In name at the very least, the Suite ancienne brings to mind Grieg’s Holberg Suite: subtitled Suite in olden style. Halvorsen reverses the naming, subtitling the work “to the memory of Ludvig Holberg”. Halvorsen wrote a series of entr’actes for the Holberg play Barselstuen (The Lying-in Room) which became the five movements of this work. I find a Haydn lightness and humour in all five movements, particularly the Intrada (I) and Gigue (III), while the closing Bourreé makes me think of Henry Wood’s Fantasia on British Sea-Songs.
The three shorter works in the middle of the program are for violin and orchestra, and call for virtuosity on the soloist’s part. The three Norwegian Dances follow closely in the tradition of Grieg, but also draw inspiration from the national dances by Brahms, Dvorak, Wieniawski and Sarasate, which Halvorsen performed as either violinist or conductor. They were written originally for violin and piano, and were based on Norwegian folk-tunes (as is the Air norvégien); the orchestrations are by Halvorsen. The Chant de la Veslemöy is of a very different mood to the dances and Air – a rapturous portrait of a beautiful young woman – bringing to mind the slow movement from the Bruch G minor concerto.
The major work is the Symphony. It has an opening motif akin to Beethoven 5 and Tchaikovsky 4, hence the nickname of Fatum (Latin for fate), which recurs in quite different forms through all four movements. The opening Allegro is suitably dramatic, but it is the Romance which follows that is the outstanding movement – a beautiful opening theme played by solo oboe, building into an intense climax with the fate theme. The Intermezzo is jaunty and hides its variant of the fate theme very effectively, to the point where you need to be a gifted musicologist, it seems, to find it. The Finale runs through a gamut of moods – high spirited pizzicatos, swelling mini-climaxes redolent of Tchaikovsky and tender moments for solo woodwind, before a percussion-driven coda which doesn’t take itself too seriously. None of the movements outstay its welcome – the longest is less than nine minutes – and the overall result is highly enjoyable.
The Bergen players and Neeme Järvi give this music their fullest attention, and it is hard to imagine it being played any better. Marianne Thorsen has the requisite technique to play the virtuosic parts, and the sweetness of tone to sing in the Chant. Sound quality is of the usual Chandos standard, and the notes are very informative, essential given the paucity of knowledge of the music and its composer.

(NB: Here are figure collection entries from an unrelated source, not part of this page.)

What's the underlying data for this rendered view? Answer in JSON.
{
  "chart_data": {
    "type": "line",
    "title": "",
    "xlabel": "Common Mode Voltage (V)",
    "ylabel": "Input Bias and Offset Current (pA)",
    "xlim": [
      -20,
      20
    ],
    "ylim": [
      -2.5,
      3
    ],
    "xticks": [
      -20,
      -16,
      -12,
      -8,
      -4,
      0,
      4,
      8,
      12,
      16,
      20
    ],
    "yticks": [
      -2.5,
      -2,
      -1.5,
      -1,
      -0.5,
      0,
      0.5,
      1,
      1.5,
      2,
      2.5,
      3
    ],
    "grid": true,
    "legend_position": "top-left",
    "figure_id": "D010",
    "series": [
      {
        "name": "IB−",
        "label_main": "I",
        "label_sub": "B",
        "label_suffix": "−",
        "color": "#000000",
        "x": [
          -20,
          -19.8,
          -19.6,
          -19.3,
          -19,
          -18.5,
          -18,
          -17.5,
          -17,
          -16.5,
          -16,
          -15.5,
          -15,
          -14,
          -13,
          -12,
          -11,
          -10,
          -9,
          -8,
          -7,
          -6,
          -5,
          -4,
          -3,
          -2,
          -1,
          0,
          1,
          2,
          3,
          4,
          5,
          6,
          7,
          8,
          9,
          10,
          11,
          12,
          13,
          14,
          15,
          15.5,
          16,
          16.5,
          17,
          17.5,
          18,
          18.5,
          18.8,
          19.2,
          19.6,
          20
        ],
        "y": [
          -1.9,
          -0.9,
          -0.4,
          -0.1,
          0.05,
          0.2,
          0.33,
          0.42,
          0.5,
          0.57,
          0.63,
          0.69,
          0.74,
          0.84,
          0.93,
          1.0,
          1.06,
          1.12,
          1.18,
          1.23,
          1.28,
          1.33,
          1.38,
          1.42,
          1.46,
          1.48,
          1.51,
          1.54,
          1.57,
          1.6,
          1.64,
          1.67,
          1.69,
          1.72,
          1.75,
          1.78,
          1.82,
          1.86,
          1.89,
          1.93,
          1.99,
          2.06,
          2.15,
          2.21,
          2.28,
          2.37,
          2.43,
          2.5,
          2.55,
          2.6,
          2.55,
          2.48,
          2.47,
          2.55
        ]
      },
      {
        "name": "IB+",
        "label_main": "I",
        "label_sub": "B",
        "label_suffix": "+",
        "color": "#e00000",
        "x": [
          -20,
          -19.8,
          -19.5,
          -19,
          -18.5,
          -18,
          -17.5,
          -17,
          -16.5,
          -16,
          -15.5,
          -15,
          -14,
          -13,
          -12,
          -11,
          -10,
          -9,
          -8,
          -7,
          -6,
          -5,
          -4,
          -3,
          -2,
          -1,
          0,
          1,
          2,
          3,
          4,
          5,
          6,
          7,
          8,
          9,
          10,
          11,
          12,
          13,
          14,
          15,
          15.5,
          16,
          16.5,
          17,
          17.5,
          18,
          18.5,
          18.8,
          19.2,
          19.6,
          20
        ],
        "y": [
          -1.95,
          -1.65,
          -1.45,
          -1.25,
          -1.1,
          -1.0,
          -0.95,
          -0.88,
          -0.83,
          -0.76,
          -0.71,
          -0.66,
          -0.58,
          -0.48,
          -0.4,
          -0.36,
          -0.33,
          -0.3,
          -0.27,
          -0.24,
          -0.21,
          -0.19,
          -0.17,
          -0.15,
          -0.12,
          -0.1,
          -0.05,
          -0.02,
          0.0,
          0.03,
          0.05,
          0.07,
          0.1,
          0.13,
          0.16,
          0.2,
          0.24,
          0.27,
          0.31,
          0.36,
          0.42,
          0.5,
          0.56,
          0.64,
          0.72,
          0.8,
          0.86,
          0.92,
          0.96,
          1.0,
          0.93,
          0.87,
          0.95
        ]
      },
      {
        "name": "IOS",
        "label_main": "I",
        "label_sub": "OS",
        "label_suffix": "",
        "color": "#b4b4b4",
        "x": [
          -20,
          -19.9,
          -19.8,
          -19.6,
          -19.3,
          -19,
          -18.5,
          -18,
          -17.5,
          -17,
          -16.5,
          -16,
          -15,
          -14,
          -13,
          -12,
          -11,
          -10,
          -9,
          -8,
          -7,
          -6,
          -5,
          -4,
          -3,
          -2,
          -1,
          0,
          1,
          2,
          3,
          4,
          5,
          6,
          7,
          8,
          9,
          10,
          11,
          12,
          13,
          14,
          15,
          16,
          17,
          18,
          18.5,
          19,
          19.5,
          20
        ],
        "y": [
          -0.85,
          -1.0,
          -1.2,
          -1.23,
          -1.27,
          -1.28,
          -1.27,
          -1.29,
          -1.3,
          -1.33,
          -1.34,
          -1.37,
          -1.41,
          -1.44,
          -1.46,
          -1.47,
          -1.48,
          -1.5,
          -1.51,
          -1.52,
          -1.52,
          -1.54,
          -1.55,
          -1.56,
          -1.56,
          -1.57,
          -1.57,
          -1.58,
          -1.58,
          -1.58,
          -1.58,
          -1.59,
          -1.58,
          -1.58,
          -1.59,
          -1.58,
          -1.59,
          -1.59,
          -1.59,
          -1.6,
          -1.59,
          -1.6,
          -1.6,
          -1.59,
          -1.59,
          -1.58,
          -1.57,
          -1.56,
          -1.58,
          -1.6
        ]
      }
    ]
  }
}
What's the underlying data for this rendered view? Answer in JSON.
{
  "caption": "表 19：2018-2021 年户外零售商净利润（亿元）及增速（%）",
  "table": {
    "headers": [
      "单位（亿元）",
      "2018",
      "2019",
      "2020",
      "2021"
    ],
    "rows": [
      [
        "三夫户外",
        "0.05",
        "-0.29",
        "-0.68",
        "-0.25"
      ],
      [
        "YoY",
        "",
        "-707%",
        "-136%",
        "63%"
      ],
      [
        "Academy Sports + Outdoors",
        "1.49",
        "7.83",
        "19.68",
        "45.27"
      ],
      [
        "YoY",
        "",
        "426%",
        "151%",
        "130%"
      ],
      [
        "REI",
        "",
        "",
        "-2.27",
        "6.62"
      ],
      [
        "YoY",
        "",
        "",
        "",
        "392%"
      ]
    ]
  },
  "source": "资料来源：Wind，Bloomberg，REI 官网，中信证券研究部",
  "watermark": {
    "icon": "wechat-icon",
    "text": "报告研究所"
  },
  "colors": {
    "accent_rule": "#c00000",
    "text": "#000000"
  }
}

You will notice it is Volume 2 – Volume 1 (CHAN10584 with Symphony 1 and the Maskarade Suite) seems to have slipped through the cracks at MusicWeb International. It is an absence that will have to be rectified, because if it is anywhere near as good as this release, it needs to be brought to your attention as soon as possible.
This music may not be the ultimate in seriousness or the pinnacle in inspiration – I very much doubt there are any works still out there waiting to be discovered which would rank with the greats of the repertoire – but if you respond to Dvorak and Bruch, I’m sure that you will be thoroughly entertained. It will certainly find its way into my Recordings of the Year.
David J Barker
If you respond to Dvorak and Bruch, I’m sure that you will be thoroughly entertained.